We received requests from members to print Rabbi Weiner's invocation from the last meeting:

Eloheinu v’elohei avoteinu—Our God and the God of our ancestors…
We thank you for bringing us Julie Lewis and for news of the 30/30 project this day, not only for what it does, but for what it means.
Especially in this season of political choice and change, one that has pandered so cynically and callously to our basest fears of the Other and to our anger at the deficiencies of this nation, this message of righteous outreach to the most vulnerable and most marginalized—the sick, the poor, the female, the non-American and those of color—resounds in our thoughts as it must provoke our collective conscience to action.
To encounter the afflicted with anything less than unbounded compassion is to betray the fundamental values that infuse our faith and that forged our nation.  To deny ongoing health care to any one of us is to abdicate our very capacity as human beings, and to neglect the essential human rights that are the entitlement of each one of us by virtue of our status as children of God.

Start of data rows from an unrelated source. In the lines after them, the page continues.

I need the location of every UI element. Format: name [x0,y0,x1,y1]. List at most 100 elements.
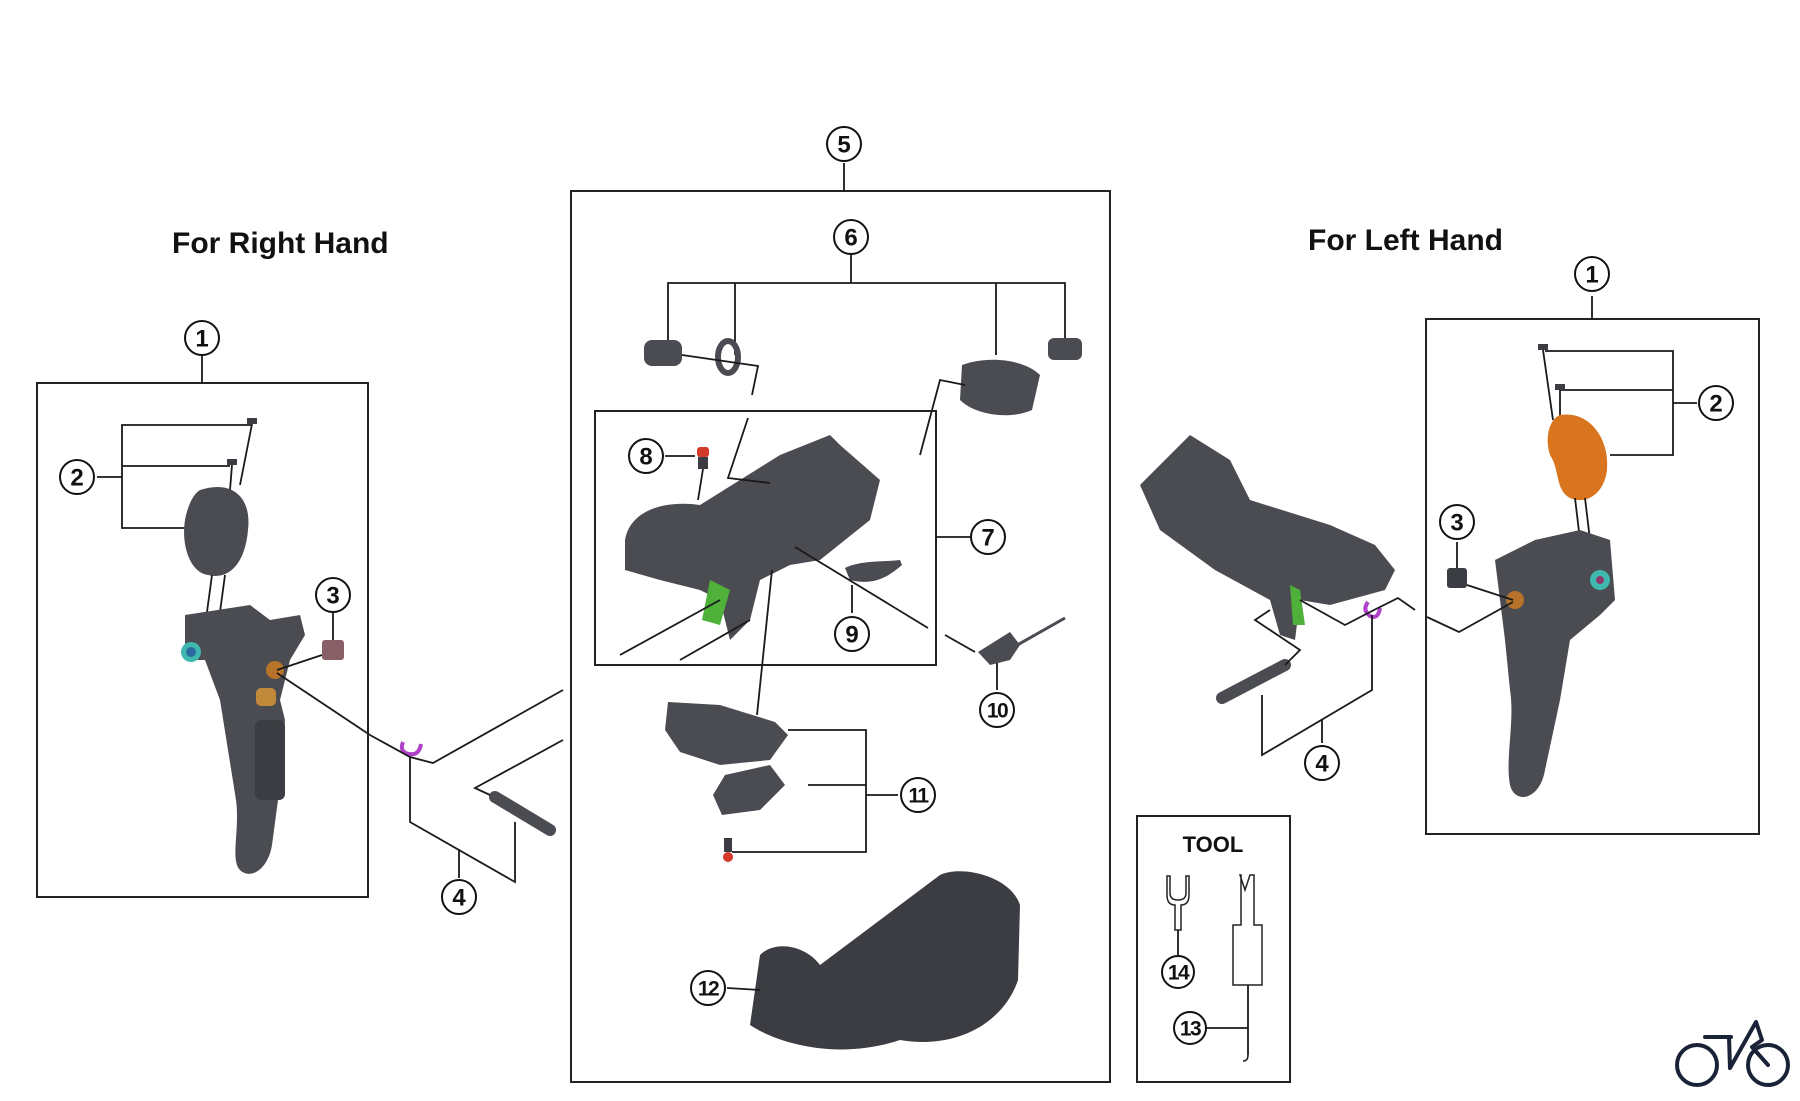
svg-text:11: 11 [908,785,929,808]
svg-text:1: 1 [195,326,208,353]
bolt-icon [1048,338,1082,360]
washer-icon [715,338,741,376]
small-cap [322,640,344,660]
leader-line [1299,596,1416,627]
callout-10: 10 [979,692,1015,728]
pivot-bushing [1506,591,1524,609]
leader-line [276,672,371,736]
callout-3-left: 3 [1439,504,1475,540]
svg-text:9: 9 [845,622,858,649]
clip-icon [1363,600,1382,619]
svg-text:7: 7 [981,525,994,552]
brass-part [256,688,276,706]
leader-line [619,599,721,656]
cover-piece-upper [665,702,788,765]
lever-cover [184,486,249,576]
left-hand-assembly [1140,296,1760,835]
bracket-body [625,435,880,640]
leader-line [276,654,323,671]
pin-icon [489,791,556,836]
leader-line [206,574,213,613]
callout-6: 6 [833,219,869,255]
leader-line [369,689,564,764]
screw-icon [1555,384,1565,390]
leader-line [1584,497,1591,541]
lever-body [185,605,305,874]
callout-5: 5 [826,126,862,162]
screw-icon [724,838,732,852]
leader-line [794,546,929,629]
leader-line [697,468,704,501]
tool-box-frame [1136,815,1291,1083]
svg-text:10: 10 [987,700,1008,723]
svg-text:5: 5 [837,132,850,159]
callout-13: 13 [1173,1011,1207,1045]
callout-2-left: 2 [1698,385,1734,421]
heading-left-hand: For Left Hand [1308,224,1503,257]
svg-text:3: 3 [1450,510,1463,537]
driver-tool-icon [1232,874,1263,986]
leader-line [681,354,760,396]
leader-line [667,282,1066,362]
screw-icon [247,418,257,424]
leader-line [1542,349,1554,421]
svg-text:4: 4 [452,885,466,912]
lever-spring-part [845,560,902,582]
bracket-body-box [594,410,937,666]
callout-4-right: 4 [441,879,477,915]
spring-rod [1011,616,1066,650]
driver-tip [1242,1054,1249,1062]
screw-icon [1538,344,1548,350]
callout-12: 12 [690,970,726,1006]
lever-body-left [1495,530,1615,797]
leader-line [756,569,773,716]
callout-1-right: 1 [184,320,220,356]
screw-icon [227,459,237,465]
callout-8: 8 [628,438,664,474]
lever-part [978,632,1020,665]
svg-text:8: 8 [639,444,652,471]
bracket-body-left [1140,435,1395,640]
bicycle-logo-icon [1675,1020,1790,1087]
svg-text:1: 1 [1585,262,1598,289]
heading-right-hand: For Right Hand [172,227,389,260]
adjust-knob-center [186,647,196,657]
bracket-unit-box [570,190,1111,1083]
leader-line [726,417,771,484]
callout-11: 11 [900,777,936,813]
tool-title: TOOL [1183,832,1244,857]
leader-line [732,729,867,853]
fork-tool-icon [1166,875,1190,931]
spring-icon [1290,585,1305,625]
leader-line [919,378,966,456]
svg-text:14: 14 [1168,962,1190,985]
leader-line [1253,609,1302,666]
callout-1-left: 1 [1574,256,1610,292]
svg-text:6: 6 [844,225,857,252]
svg-text:2: 2 [1709,391,1722,418]
callout-2-right: 2 [59,459,95,495]
pin-icon [1216,659,1291,704]
svg-text:2: 2 [70,465,83,492]
leader-line [726,987,761,991]
bracket-cover [750,871,1020,1050]
callout-9: 9 [834,616,870,652]
screw-icon [698,457,708,469]
small-cap [1447,568,1467,588]
svg-text:12: 12 [698,978,719,1001]
callout-4-left: 4 [1304,745,1340,781]
svg-text:4: 4 [1315,751,1329,778]
pin-and-clip-left [369,689,564,884]
clip-icon [399,741,423,757]
leader-line [473,739,564,796]
screw-head-red [723,852,733,862]
callout-7: 7 [970,519,1006,555]
leader-line [219,574,226,613]
leader-line [679,619,751,661]
callout-3-right: 3 [315,577,351,613]
leader-line [944,634,976,653]
cover-piece-lower [713,765,785,815]
leader-line [1426,601,1514,634]
leader-line [1466,584,1514,601]
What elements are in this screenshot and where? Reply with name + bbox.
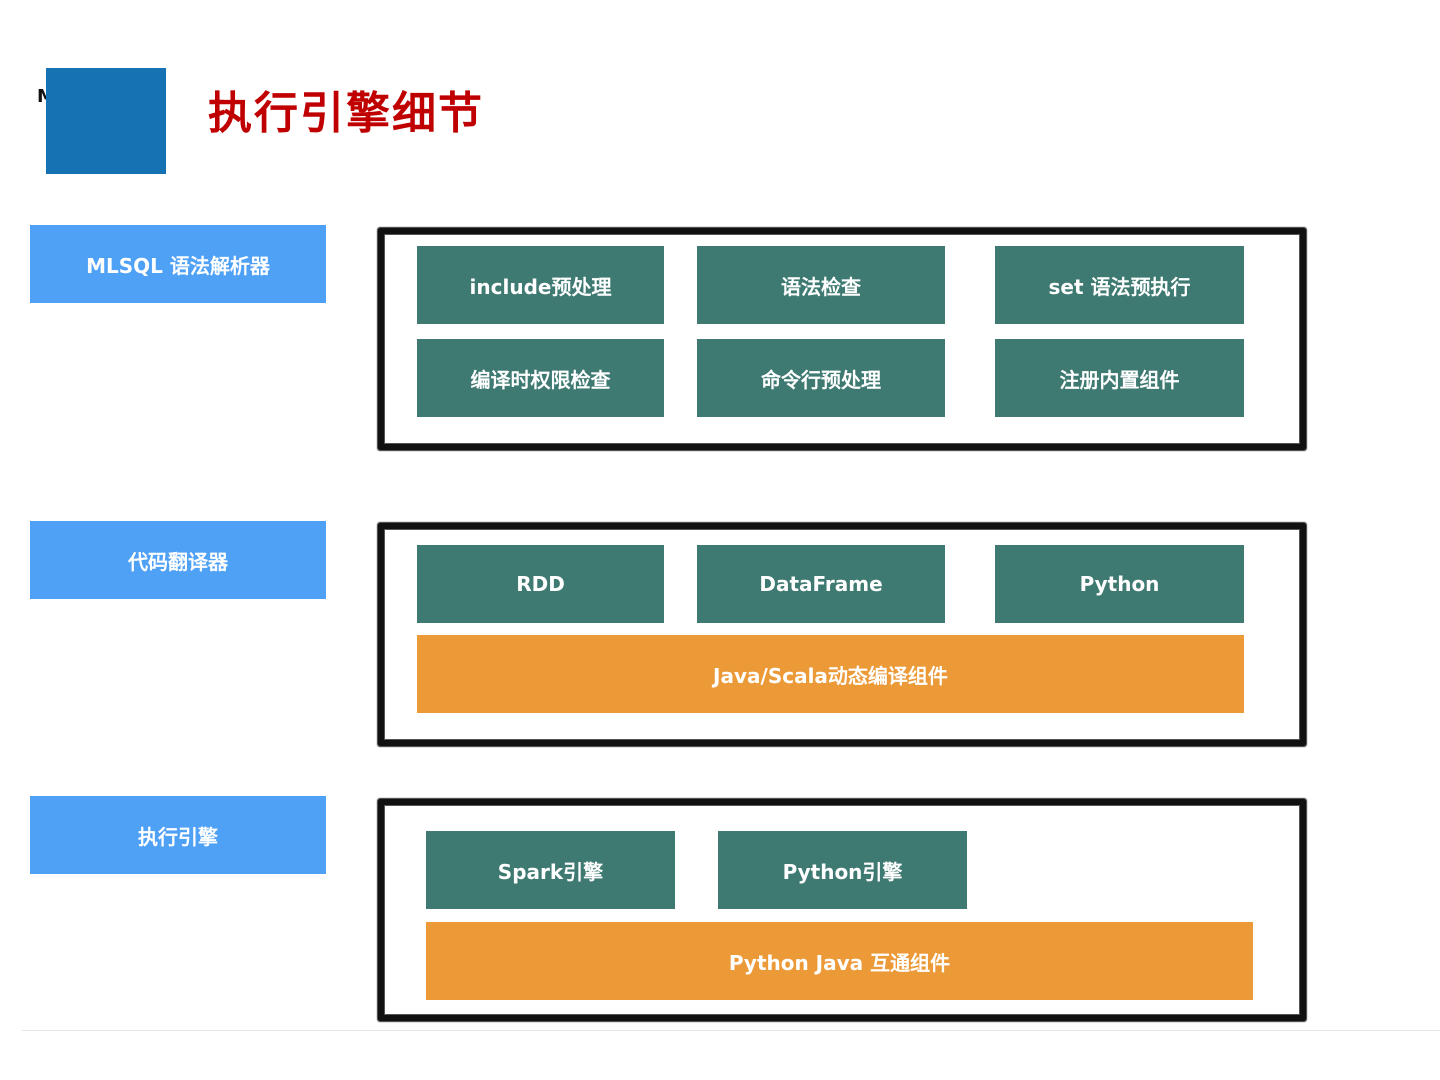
component-spark-engine: Spark引擎 bbox=[426, 831, 675, 909]
component-set-pre-execute: set 语法预执行 bbox=[995, 246, 1244, 324]
component-python-java-interop: Python Java 互通组件 bbox=[426, 922, 1253, 1000]
logo-block bbox=[46, 68, 166, 174]
component-dynamic-compile: Java/Scala动态编译组件 bbox=[417, 635, 1244, 713]
component-syntax-check: 语法检查 bbox=[697, 246, 945, 324]
bottom-divider bbox=[22, 1030, 1440, 1031]
component-command-preprocess: 命令行预处理 bbox=[697, 339, 945, 417]
component-python-engine: Python引擎 bbox=[718, 831, 967, 909]
component-include-preprocess: include预处理 bbox=[417, 246, 664, 324]
engine-frame bbox=[378, 799, 1306, 1021]
component-python: Python bbox=[995, 545, 1244, 623]
component-rdd: RDD bbox=[417, 545, 664, 623]
page-title: 执行引擎细节 bbox=[208, 88, 484, 139]
layer-label-parser: MLSQL 语法解析器 bbox=[30, 225, 326, 303]
component-compile-auth-check: 编译时权限检查 bbox=[417, 339, 664, 417]
layer-label-translator: 代码翻译器 bbox=[30, 521, 326, 599]
parser-frame bbox=[378, 228, 1306, 450]
component-register-builtin: 注册内置组件 bbox=[995, 339, 1244, 417]
translator-frame bbox=[378, 523, 1306, 746]
component-dataframe: DataFrame bbox=[697, 545, 945, 623]
layer-label-engine: 执行引擎 bbox=[30, 796, 326, 874]
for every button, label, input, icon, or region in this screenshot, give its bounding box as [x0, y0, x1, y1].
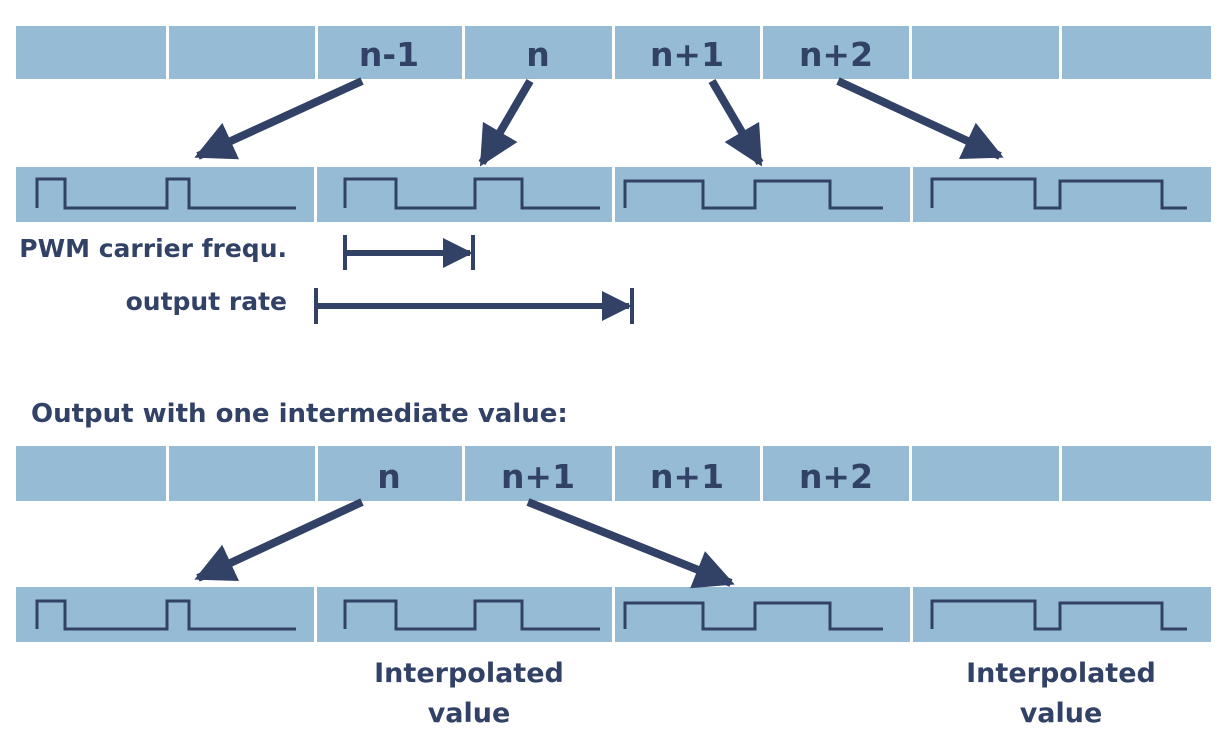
arrow: [194, 498, 364, 582]
bottom-pwm-cell: [16, 587, 314, 642]
pwm-waveform: [35, 599, 296, 631]
interpolated-value-caption: Interpolated value: [349, 654, 589, 734]
pwm-waveform: [930, 177, 1187, 210]
top-seq-cell: [912, 26, 1059, 79]
interpolated-caption-line2: value: [427, 698, 511, 729]
top-seq-label: n+1: [649, 35, 725, 74]
top-pwm-cell: [913, 167, 1211, 222]
interpolated-caption-line1: Interpolated: [966, 658, 1156, 689]
intermediate-value-heading: Output with one intermediate value:: [31, 399, 568, 429]
bottom-seq-cell: [1062, 446, 1211, 501]
bottom-seq-cell: [318, 446, 462, 501]
bottom-seq-label: n: [377, 457, 401, 496]
top-arrows: [194, 77, 1004, 167]
pwm-waveform: [343, 177, 600, 210]
bottom-seq-label: n+1: [500, 457, 576, 496]
top-pwm-cell: [16, 167, 314, 222]
output-rate-label: output rate: [125, 287, 287, 316]
pwm-waveform: [930, 599, 1187, 631]
top-seq-cell: [615, 26, 760, 79]
bottom-seq-label: n+2: [798, 457, 874, 496]
bottom-seq-cell: [16, 446, 166, 501]
bottom-arrows: [194, 498, 735, 589]
arrow: [708, 78, 764, 167]
top-seq-label: n-1: [358, 35, 420, 74]
arrow: [478, 78, 534, 167]
top-sequence-row: [16, 26, 1211, 79]
top-seq-cell: [169, 26, 315, 79]
arrow: [836, 77, 1004, 160]
top-seq-cell: [465, 26, 612, 79]
bottom-seq-cell: [912, 446, 1059, 501]
top-pwm-cell: [615, 167, 910, 222]
bottom-seq-label: n+1: [649, 457, 725, 496]
bottom-pwm-row: [16, 587, 1211, 642]
top-seq-cell: [318, 26, 462, 79]
pwm-waveform: [35, 177, 296, 210]
pwm-waveform: [343, 599, 600, 631]
top-pwm-row: [16, 167, 1211, 222]
top-seq-cell: [16, 26, 166, 79]
bottom-seq-cell: [169, 446, 315, 501]
bottom-seq-cell: [615, 446, 760, 501]
bottom-pwm-cell: [615, 587, 910, 642]
interpolated-caption-line2: value: [1019, 698, 1103, 729]
period-indicators: [314, 235, 634, 324]
top-seq-cell: [1062, 26, 1211, 79]
bottom-seq-cell: [465, 446, 612, 501]
pwm-waveform: [623, 179, 883, 210]
arrow: [526, 498, 735, 589]
interpolated-value-caption: Interpolated value: [941, 654, 1181, 734]
bottom-pwm-cell: [317, 587, 612, 642]
top-seq-label: n+2: [798, 35, 874, 74]
arrow: [194, 77, 364, 160]
pwm-waveform: [623, 601, 883, 631]
top-seq-label: n: [526, 35, 550, 74]
top-pwm-waveforms: [35, 177, 1187, 210]
bottom-pwm-waveforms: [35, 599, 1187, 631]
interpolated-caption-line1: Interpolated: [374, 658, 564, 689]
pwm-carrier-label: PWM carrier frequ.: [19, 234, 287, 263]
top-pwm-cell: [317, 167, 612, 222]
bottom-seq-cell: [763, 446, 909, 501]
bottom-sequence-row: [16, 446, 1211, 501]
bottom-pwm-cell: [913, 587, 1211, 642]
top-seq-cell: [763, 26, 909, 79]
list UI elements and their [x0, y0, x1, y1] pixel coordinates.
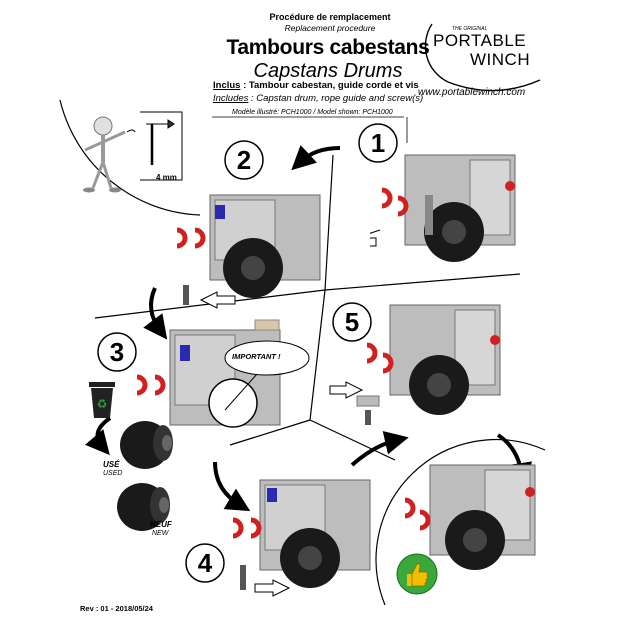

Though these concerns are at issue in this campaign, they far transcend the merely political.  They lie at the very heart of what it is to be a successful, prosperous and truly free nation.
May we see poisonous political pleas for what they are, and replace them with calls to trust, faith and healing…
May we come to appreciate the needs of this moment, and those who suffer in it…
And may we bind together as one people, rising above the slings and arrows of this fraught time,
To embrace the words of a local troubadour:
Let us put our hands up like the ceiling can’t hold us.
May this be Your will.  May this be our way. Amen.